O que é austeridade? Em política, em ética, e em economia. Dos diversos sentidos a serem compreendidos, fiquemos com a Economia, por enquanto.

Luiz Cesar Fernandes

São Paulo, 06/02/2024

3 Minutos.

Parte considerável do jornalismo brasileiro mostra viés ideológico ao usar, de forma intencional, a palavra “rombo” no debate fiscal. O termo técnico é déficit, que pode ser o resultado de ações positivas para economia. Como as que geram emprego, reduzem pobreza, pagamento de obrigações etc., ou resultado de flutuações econômicas conjunturais.

A terminologia “rombo” faz parte do terrorismo fiscal que busca criar um clima de medo para impor a agenda econômica da austeridade.

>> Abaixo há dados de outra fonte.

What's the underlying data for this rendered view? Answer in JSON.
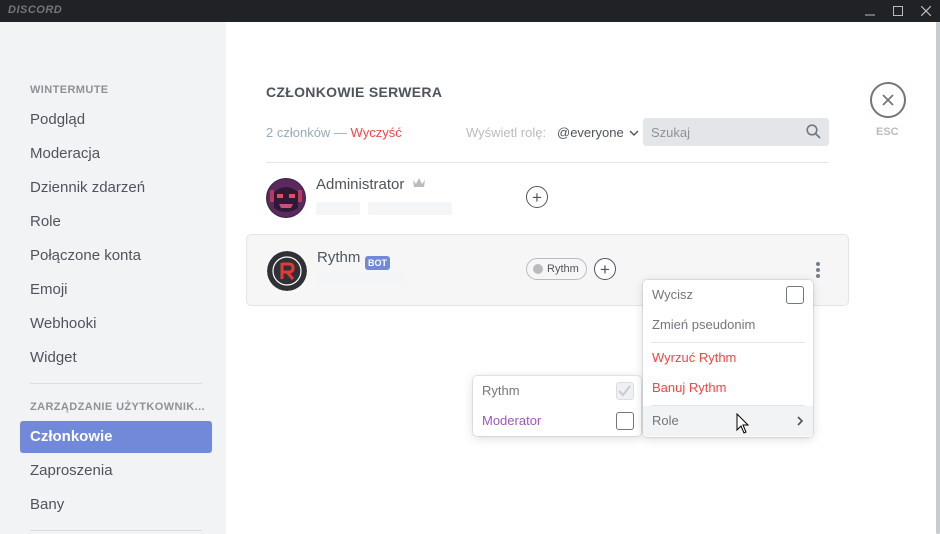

Essa é uma política de classe ou uma resposta dos governos às demandas do mercado e das elites econômicas às custas de direitos sociais da população e dos acordos democráticos, como a Constituição de 1988.

A ideia central por trás do argumento da austeridade é que, durante períodos de crise, políticas fiscais restritivas, como o aumento de impostos ou, de preferência, a diminuição dos gastos do governo, podem ter um efeito expansionista, ou seja, impulsionar o crescimento econômico.

Entretanto, medidas como a redução da oferta de bens e serviços públicos, cortes em programas sociais e reformas que prejudicam os trabalhadores assalariados e as classes mais vulneráveis, induzem a graves custos sociais através da redução do PIB. Como, consequência temos a diminuição do emprego, do investimento privado e dos salários, como bem evidenciado no artigo The Political Costs of Austerity.

O pobre é quem paga!

A literatura científica crítica sobre ajustes fiscais em momentos de recessões é cada vez maior; Gabriel et al (2023); Arestis et al (2022); Bonèa & Tajnikar (2018); Bova et al (2018); Lopes & Amaral (2018); Fatás & Summers (2018); Stiblar (2018); House et al (2017); Ball et al (2013); Jayadev & Konczal (2010). Até o próprio FMI (2016), principalmente em razão dos efeitos negativos dos ajustes executados pelos países europeus durante a fase de recuperação económico-social da crise financeira de 2008. Os que optaram por um rigoroso ajuste fiscal enfrentaram um cenário económico recessivo, acompanhado por aumento na dívida pública.

Austeridade para quem?
Jogar nas costas dos menos favorecidos é prática antiga das elites brasileiras. (img Web)

Por assim, as políticas de austeridade resguardam os interesses das elites em prejuízo ao bem-estar da maioria da população. Isso implica na realocação de recursos da maioria assalariada para beneficiar uma minoria, cuja riqueza se baseia em patrimônios e rendas.

Em outras palavras, a austeridade é um projeto político que orienta a alocação dos recursos públicos pelo Estado, atuando em favor de uma classe específica ou de um grupo restrito de beneficiários, com salienta Mattei (2023).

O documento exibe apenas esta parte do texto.